La colonia situada en la dirección de Anson Bay fue bautizada con el nombre de su majestad la reina Carlota, Charlotte Field. ¿Por qué razón Richard no se sorprendió cuando el establecimiento de la colonia se encomendó nada menos que al teniente Ralph Clark? ¿En compañía de los soldados Stanfield, Hayes y James Redman? Pues porque no le cupo la menor duda de que la destilería se ocultaría en algún lugar del camino entre Sydney Town y Charlotte Field.

Y con razón. Poco después, le ordenaron dirigirse a pie en aquella dirección para buscar una localización destinada a un nuevo aserradero para Charlotte Field. Una buena idea. El terreno exento de pinos estaba densamente cubierto por una clase de enredadera que, a juicio de Clark, se parecía mucho a la leguminosa inglesa llamada cow-itch; la enredadera se podía arrancar fácilmente del suelo y resultaba útil para la construcción de vallas cuando se entrelazaba con las ramas de un arbusto cuyas espinas medían dos pulgadas de longitud, unas vallas con las que ningún cerdo se atrevería a enfrentarse, por muy emprendedores que fueran los cerdos.

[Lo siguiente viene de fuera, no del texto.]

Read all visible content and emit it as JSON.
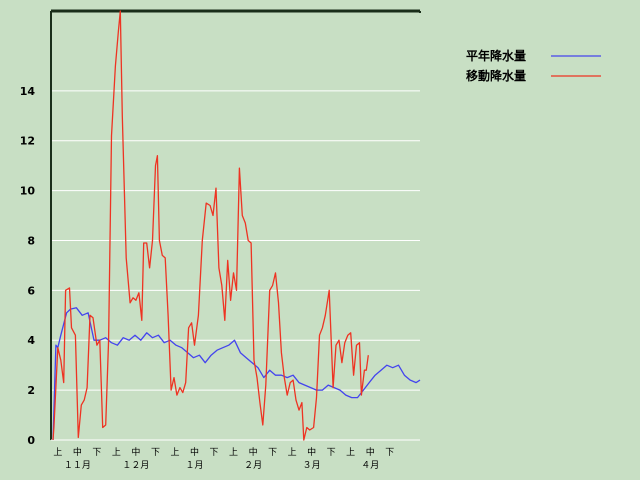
{
  "chart_data": {
    "type": "line",
    "title": "",
    "xlabel": "",
    "ylabel": "",
    "ylim": [
      0,
      17.2
    ],
    "yticks": [
      0,
      2,
      4,
      6,
      8,
      10,
      12,
      14
    ],
    "grid": true,
    "legend_position": "top-right",
    "x_period_labels": [
      "上",
      "中",
      "下",
      "上",
      "中",
      "下",
      "上",
      "中",
      "下",
      "上",
      "中",
      "下",
      "上",
      "中",
      "下",
      "上",
      "中",
      "下"
    ],
    "x_month_labels": [
      "１１月",
      "１２月",
      "１月",
      "２月",
      "３月",
      "４月"
    ],
    "x_unit": "pentad index (6 per month, Nov–Apr)",
    "series": [
      {
        "name": "平年降水量",
        "color": "#4444ee",
        "points": [
          [
            0.1,
            0
          ],
          [
            0.25,
            3.8
          ],
          [
            0.35,
            3.7
          ],
          [
            0.5,
            4.2
          ],
          [
            0.8,
            5.1
          ],
          [
            1.0,
            5.25
          ],
          [
            1.3,
            5.3
          ],
          [
            1.6,
            5.0
          ],
          [
            1.9,
            5.1
          ],
          [
            2.2,
            4.0
          ],
          [
            2.5,
            4.0
          ],
          [
            2.8,
            4.1
          ],
          [
            3.1,
            3.9
          ],
          [
            3.4,
            3.8
          ],
          [
            3.7,
            4.1
          ],
          [
            4.0,
            4.0
          ],
          [
            4.3,
            4.2
          ],
          [
            4.6,
            4.0
          ],
          [
            4.9,
            4.3
          ],
          [
            5.2,
            4.1
          ],
          [
            5.5,
            4.2
          ],
          [
            5.8,
            3.9
          ],
          [
            6.1,
            4.0
          ],
          [
            6.4,
            3.8
          ],
          [
            6.7,
            3.7
          ],
          [
            7.0,
            3.5
          ],
          [
            7.3,
            3.3
          ],
          [
            7.6,
            3.4
          ],
          [
            7.9,
            3.1
          ],
          [
            8.2,
            3.4
          ],
          [
            8.5,
            3.6
          ],
          [
            8.8,
            3.7
          ],
          [
            9.1,
            3.8
          ],
          [
            9.4,
            4.0
          ],
          [
            9.7,
            3.5
          ],
          [
            10.0,
            3.3
          ],
          [
            10.3,
            3.1
          ],
          [
            10.6,
            2.9
          ],
          [
            10.9,
            2.5
          ],
          [
            11.2,
            2.8
          ],
          [
            11.5,
            2.6
          ],
          [
            11.8,
            2.6
          ],
          [
            12.1,
            2.5
          ],
          [
            12.4,
            2.6
          ],
          [
            12.7,
            2.3
          ],
          [
            13.0,
            2.2
          ],
          [
            13.3,
            2.1
          ],
          [
            13.6,
            2.0
          ],
          [
            13.9,
            2.0
          ],
          [
            14.2,
            2.2
          ],
          [
            14.5,
            2.1
          ],
          [
            14.8,
            2.0
          ],
          [
            15.1,
            1.8
          ],
          [
            15.4,
            1.7
          ],
          [
            15.7,
            1.7
          ],
          [
            16.0,
            2.0
          ],
          [
            16.3,
            2.3
          ],
          [
            16.6,
            2.6
          ],
          [
            16.9,
            2.8
          ],
          [
            17.2,
            3.0
          ],
          [
            17.5,
            2.9
          ],
          [
            17.8,
            3.0
          ],
          [
            18.1,
            2.6
          ],
          [
            18.4,
            2.4
          ],
          [
            18.7,
            2.3
          ],
          [
            18.9,
            2.4
          ]
        ]
      },
      {
        "name": "移動降水量",
        "color": "#ee3322",
        "points": [
          [
            0.1,
            0
          ],
          [
            0.15,
            0.5
          ],
          [
            0.35,
            3.7
          ],
          [
            0.5,
            3.2
          ],
          [
            0.65,
            2.3
          ],
          [
            0.75,
            6.0
          ],
          [
            0.95,
            6.1
          ],
          [
            1.05,
            4.5
          ],
          [
            1.25,
            4.2
          ],
          [
            1.4,
            0.1
          ],
          [
            1.55,
            1.4
          ],
          [
            1.7,
            1.6
          ],
          [
            1.85,
            2.1
          ],
          [
            2.0,
            5.0
          ],
          [
            2.15,
            4.9
          ],
          [
            2.35,
            3.8
          ],
          [
            2.5,
            4.0
          ],
          [
            2.65,
            0.5
          ],
          [
            2.8,
            0.6
          ],
          [
            2.95,
            4.0
          ],
          [
            3.1,
            12.2
          ],
          [
            3.3,
            15.0
          ],
          [
            3.45,
            16.4
          ],
          [
            3.55,
            17.2
          ],
          [
            3.65,
            13.0
          ],
          [
            3.85,
            7.3
          ],
          [
            4.05,
            5.5
          ],
          [
            4.2,
            5.7
          ],
          [
            4.35,
            5.6
          ],
          [
            4.5,
            5.9
          ],
          [
            4.65,
            4.8
          ],
          [
            4.75,
            7.9
          ],
          [
            4.9,
            7.9
          ],
          [
            5.05,
            6.9
          ],
          [
            5.2,
            8.0
          ],
          [
            5.35,
            11.0
          ],
          [
            5.45,
            11.4
          ],
          [
            5.55,
            8.0
          ],
          [
            5.7,
            7.4
          ],
          [
            5.85,
            7.3
          ],
          [
            6.0,
            5.0
          ],
          [
            6.15,
            2.0
          ],
          [
            6.3,
            2.5
          ],
          [
            6.45,
            1.8
          ],
          [
            6.6,
            2.1
          ],
          [
            6.75,
            1.9
          ],
          [
            6.9,
            2.3
          ],
          [
            7.05,
            4.5
          ],
          [
            7.2,
            4.7
          ],
          [
            7.35,
            3.8
          ],
          [
            7.55,
            5.0
          ],
          [
            7.75,
            8.0
          ],
          [
            7.95,
            9.5
          ],
          [
            8.15,
            9.4
          ],
          [
            8.3,
            9.0
          ],
          [
            8.45,
            10.1
          ],
          [
            8.6,
            6.9
          ],
          [
            8.75,
            6.2
          ],
          [
            8.9,
            4.8
          ],
          [
            9.05,
            7.2
          ],
          [
            9.2,
            5.6
          ],
          [
            9.35,
            6.7
          ],
          [
            9.5,
            6.0
          ],
          [
            9.65,
            10.9
          ],
          [
            9.8,
            9.0
          ],
          [
            9.95,
            8.7
          ],
          [
            10.1,
            8.0
          ],
          [
            10.25,
            7.9
          ],
          [
            10.4,
            3.2
          ],
          [
            10.55,
            2.5
          ],
          [
            10.7,
            1.5
          ],
          [
            10.85,
            0.6
          ],
          [
            11.0,
            2.2
          ],
          [
            11.2,
            6.0
          ],
          [
            11.35,
            6.2
          ],
          [
            11.5,
            6.7
          ],
          [
            11.65,
            5.5
          ],
          [
            11.8,
            3.5
          ],
          [
            11.95,
            2.5
          ],
          [
            12.1,
            1.8
          ],
          [
            12.25,
            2.3
          ],
          [
            12.4,
            2.4
          ],
          [
            12.55,
            1.6
          ],
          [
            12.7,
            1.2
          ],
          [
            12.85,
            1.5
          ],
          [
            12.95,
            0.0
          ],
          [
            13.1,
            0.5
          ],
          [
            13.25,
            0.4
          ],
          [
            13.45,
            0.5
          ],
          [
            13.6,
            1.7
          ],
          [
            13.75,
            4.2
          ],
          [
            13.9,
            4.5
          ],
          [
            14.05,
            5.0
          ],
          [
            14.25,
            6.0
          ],
          [
            14.45,
            2.1
          ],
          [
            14.6,
            3.8
          ],
          [
            14.75,
            4.0
          ],
          [
            14.9,
            3.1
          ],
          [
            15.05,
            3.9
          ],
          [
            15.2,
            4.2
          ],
          [
            15.35,
            4.3
          ],
          [
            15.5,
            2.6
          ],
          [
            15.65,
            3.8
          ],
          [
            15.8,
            3.9
          ],
          [
            15.9,
            1.8
          ],
          [
            16.05,
            2.8
          ],
          [
            16.15,
            2.8
          ],
          [
            16.25,
            3.4
          ]
        ]
      }
    ]
  }
}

Para la construcción de la destilería, el comandante Ross había elegido un lugar situado al fondo de un sendero que se desviaba del camino de Anson Bay mucho antes de llegar a Charlotte Field; de un manantial situado por debajo de la cumbre nacía una corriente que bajaba junto con otros tributarios hasta verter sus aguas en un arroyo que penetraba en Sydney Bay, no muy lejos de su promontorio occidental, Point Ross. Recompensados con una paga adicional, los tres marinos y los tres marineros pusieron manos a la obra y empezaron a desbrozar una superficie de terreno suficiente para la construcción de un pequeño edificio de madera, utilizando un montón de madera de roble blanco, la misma variedad de árbol local que proporcionaba combustible para la salina y el horno de cal porque ardía sin apenas ceniza. Los bloques de piedra, presuntamente destinados a las futuras necesidades de la colonia de Charlotte Field, pero destinados, en realidad, a la construcción de la chimenea y el horno fueron arrastrados por convictos desde Sydney Town; Richard y sus seis hombres los transportaron ellos mismos desde el camino a la destilería una vez anochecido. También tenían que levantar el cobertizo. Ross les facilitó ollas de cobre, unas cuantas llaves de cierre y válvulas, tuberías de cobre y cubas hechas con barriles aserrados por la mitad. Richard consiguió efectuar él solo las soldaduras y el ensamblaje. Para su gran asombro, se logró mantener el secreto; la caña de azúcar cortada y algunas espigas de maíz desaparecieron simplemente en las prensas y los molinillos manuales de la destilería.